Freno de golpe, observo a Ash en el retrovisor con su celular en el oido sonriéndole. No había dicho nada, mientras Ash fue hacia ella, abriendo la puerta.

- ¿Por favor? – volvió a implorar.

- ¿Y May? – pregunto, su cara de asombro aún no se borraba de su rostro.

- Ella termino conmigo en navidad, cuando vio que quería a Drew. Si no lo hubiera hecho ella, lo hubiera hecho yo. – explico Ash, mientras ayudaba a Misty a salir del coche – Y yo trate de hablar contigo, pero tu señorita me ignoraste, de nuevo.

- Yo no sabía… -

- Claro que no, si te fuiste sin cenar. Entonces, planee esto venirte a preguntar este día en especial – finalizo.

- ¿Este día? -

- Eres un tonta… ¿Ni siquiera lo recuerdas verdad? – dijo citando aquella conversación en forma de burla.

- ¿Recordar qué? -

- Hoy hubiéramos cumplido 4 años y hoy hace 2 años hice el error más grande, pero pienso remediarlo, entonces que dices… ¿Aceptas? –

- Eres un idiota Ketchum, me hiciste creer… que era para May - sus ojos empezaban a salir lagrimas que había retenido desde que había visto el anillo.

- Hey, yo no hice nada, dije que era para la persona que más quería y no mentí. - dijo con una sonrisa traviesa, mientras esperaba la respuesta.

- Si Ash, quiero casarme contigo… - Ash sonrió y deslizo el anillo a su dueña, mientras la besaba como antes. Así pasó uno, dos… ya no sabían el número de besos, compensando el tiempo que habían estado separados.


- Si no hubiera venido hoy, ¿si te hubieras ido? – preguntó Ash, mientras abrazaba a su novia, no dejándola que se acercara al coche, por si cambiaba de opinión.

- Si Ash, pensaba irme y olvidarte… sin importarme cuantos kilómetros o regiones tendría que recorrer.

- Era en vano Mist… yo hice lo mismo, y no hay kilómetros suficientes para eso.
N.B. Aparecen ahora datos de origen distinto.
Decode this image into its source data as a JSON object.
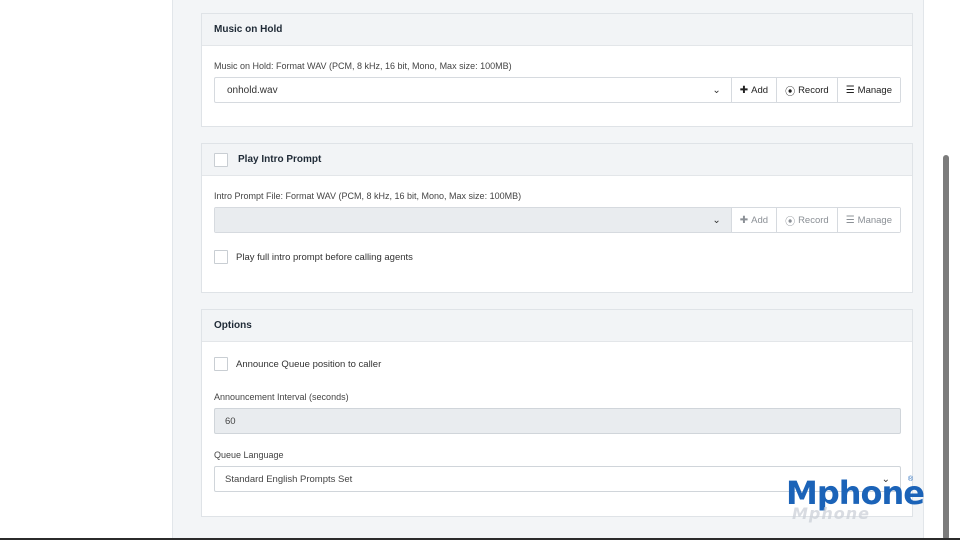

¿Que tal? OK, me pueden mandar un mensaje para demandarme si les dio diabetes o algo. Este va dedicado a todos los que me han escrito algo en esta colección de One-Shot, se que no es mi mejor trabajo, pero lo hice con mucho cariño (tal vez demasiado, por eso lo cursi jajaja) que no puedo dejar de agradecer todas las palabras de apoyo y aliento :) Mil Gracias!

Tuve un problema muy grande hace poco, que reduciré a que me robaron mi laptop... Entonces todos mis intentos de fics, se perdieron. Ya no pondré fechas para mi siguiente capitulo, que siempre quedo mal. Pero lo único que puedo decir, no importa cuanto tarde, continuare este ABC o lo harán mis nietos pero se completara jajaja.

Gracias por leer, hasta el próximo capítulo!